Album Review: Jason Aldean - “Highway Desperado”

Jason Aldean arrives with his 11th album on the heels of his first Billboard Hot 100 chart-topping, #1 country radio airplay hit “Try That In A Small Town.”

Based on the discussions (pro or con) for Jason Aldean’s #1 Billboard hit “Try That In A Small Town,” it’s easy to see that while Aldean stands behind that song’s message, he would maybe have picked a different court house to film his music video for the song given the history of that place in Columbia, TN. Incendiary as the video became (and the cause de celeb that it stirred amongst X (formerly known as Twitter) and Facebook conservative influencers — and the reason the song hit #1 on the Billboard Hot 100 something none of his other considerably more popular songs had ever sniffed at), the song itself wasn’t dissimilar from several of the songs Jason Aldean has recorded throughout his career. It is a proud of small town living and life and pining to get back to the values many small to mid-size towns had through the Reagan Administration of the 1980s.

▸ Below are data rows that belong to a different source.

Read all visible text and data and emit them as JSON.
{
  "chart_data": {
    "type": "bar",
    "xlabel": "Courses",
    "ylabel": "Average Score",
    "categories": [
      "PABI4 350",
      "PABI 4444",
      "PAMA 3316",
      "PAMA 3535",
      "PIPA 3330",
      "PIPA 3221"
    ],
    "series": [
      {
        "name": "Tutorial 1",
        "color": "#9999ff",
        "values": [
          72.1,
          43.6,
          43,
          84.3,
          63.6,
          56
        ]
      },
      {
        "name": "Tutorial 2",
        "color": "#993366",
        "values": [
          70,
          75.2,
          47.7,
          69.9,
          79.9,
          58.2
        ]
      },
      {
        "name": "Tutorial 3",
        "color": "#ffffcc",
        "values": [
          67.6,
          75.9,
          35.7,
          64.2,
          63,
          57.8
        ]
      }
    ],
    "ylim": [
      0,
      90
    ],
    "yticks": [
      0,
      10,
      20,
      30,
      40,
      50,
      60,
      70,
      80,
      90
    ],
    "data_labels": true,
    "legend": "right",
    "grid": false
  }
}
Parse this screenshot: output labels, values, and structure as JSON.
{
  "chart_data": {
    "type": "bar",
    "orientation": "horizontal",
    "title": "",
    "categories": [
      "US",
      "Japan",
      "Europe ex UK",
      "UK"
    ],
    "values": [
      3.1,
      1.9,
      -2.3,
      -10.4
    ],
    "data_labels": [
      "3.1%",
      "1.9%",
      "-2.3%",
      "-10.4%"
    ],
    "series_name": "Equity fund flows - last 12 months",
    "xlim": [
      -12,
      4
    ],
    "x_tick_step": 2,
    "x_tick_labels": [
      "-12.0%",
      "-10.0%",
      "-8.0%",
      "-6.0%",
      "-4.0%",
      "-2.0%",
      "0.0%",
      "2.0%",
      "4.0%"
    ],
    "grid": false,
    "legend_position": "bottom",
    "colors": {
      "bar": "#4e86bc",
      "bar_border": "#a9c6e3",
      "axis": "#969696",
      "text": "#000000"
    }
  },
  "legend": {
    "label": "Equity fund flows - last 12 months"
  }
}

On Highway Desperado, Jason’s eleventh album, he brings those themes around from the beginning with “Tough Crowd” and “Let Your Boys Be Country.” The first one celebrates the kind of hard-working, beer-drinking, country folks he’s long courted, though those fans were often ones who grew up on the 80s and 90s hard rock riffs than Willie Nelson or Waylon Jennings rural rhythms. All this is to say that Most of what’s on Highway Desperado is what we’ve come to expect from Jason Aldean throughout the years: hard-rock influenced anthems and stances like “Try That In A Small Town” to midtempo miss you girl songs like “”Breakup Breakdown” or Whiskey Drink” and kiss off moody anthems like “Whose Rearview.”

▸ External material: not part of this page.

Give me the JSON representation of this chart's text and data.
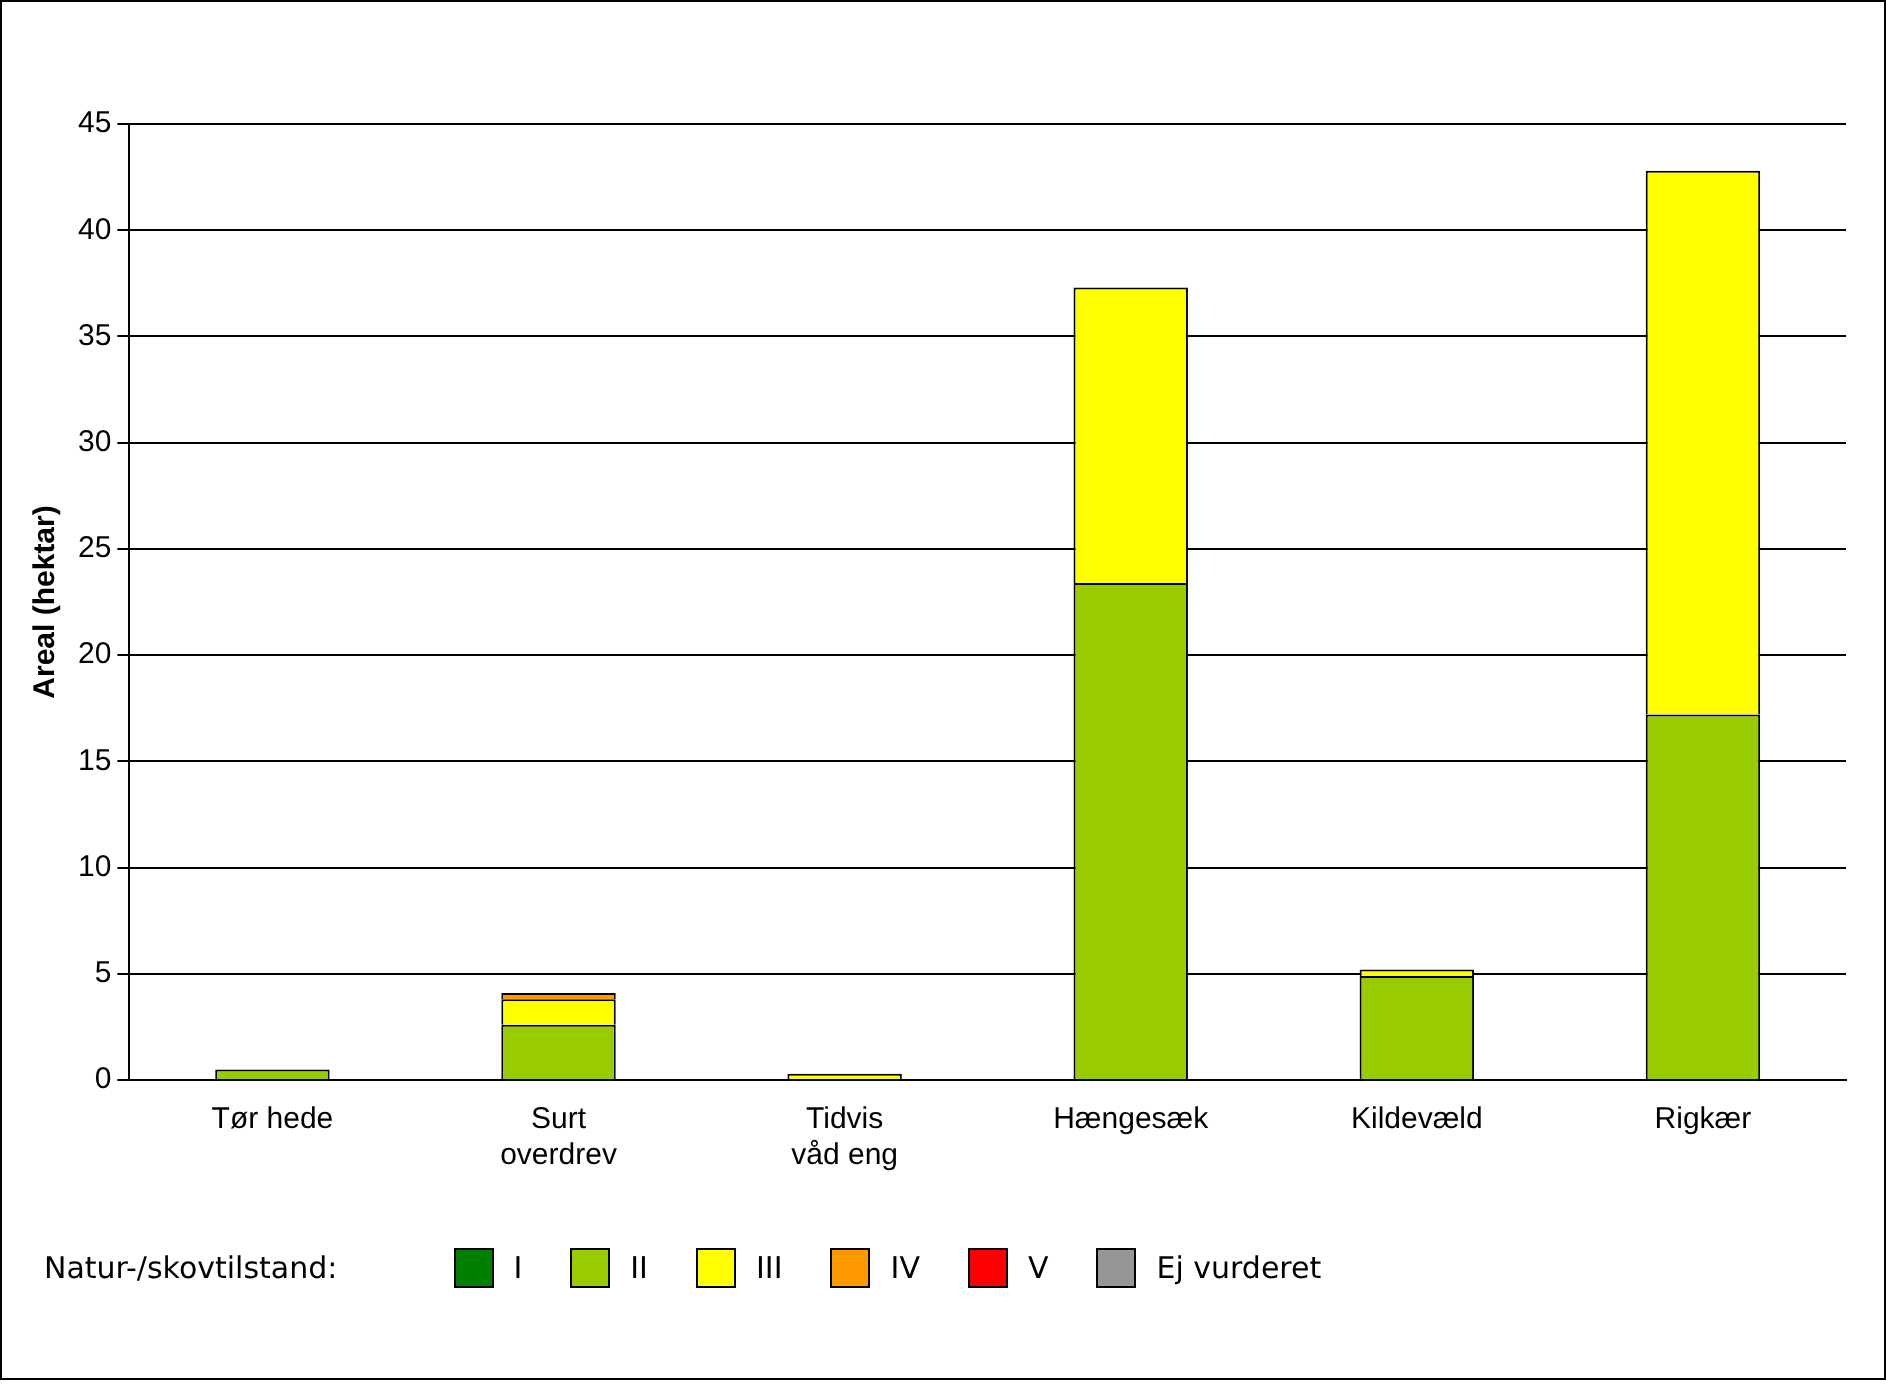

While he’s always been at his best when muscling up the rock or blending hip hop beats with said rock guitars and mixing in a little twangy steel guitars, Aldean is adept at many modern country sounds as “Changing Bars,” “Get Away From You,” “Knew You’d Come Around” and “From This Beer On” suggest on Highway Desperado. The album closes out with the title track featuring an ear-pleasing moody melody backing up lyrics about a guy who leans into his highway vagabond musical artist ways (the metaphorical lyrics suggesting the love he has for the life he leads as a touring musician. There may have been controversy (organic or manufactured, you decide) surrounding Highway Desperado’s lead radio single “Try That In A Small Town” but when you take the album as a whole body of work, it is exactly the kind of album you’d expect from Jason Aldean. For better or worse, he is who he is. He will continue to write and record songs that suit the sound that was built by songs like “Hicktown” and “She’s Country” and while there’s no “You Make It Easy” here, the album is likable enough but Highway Desperado won’t bring a new gaggle of fans though it feels like Jason Aldean is content to keep delivering music for the folks who already like and love everything he does.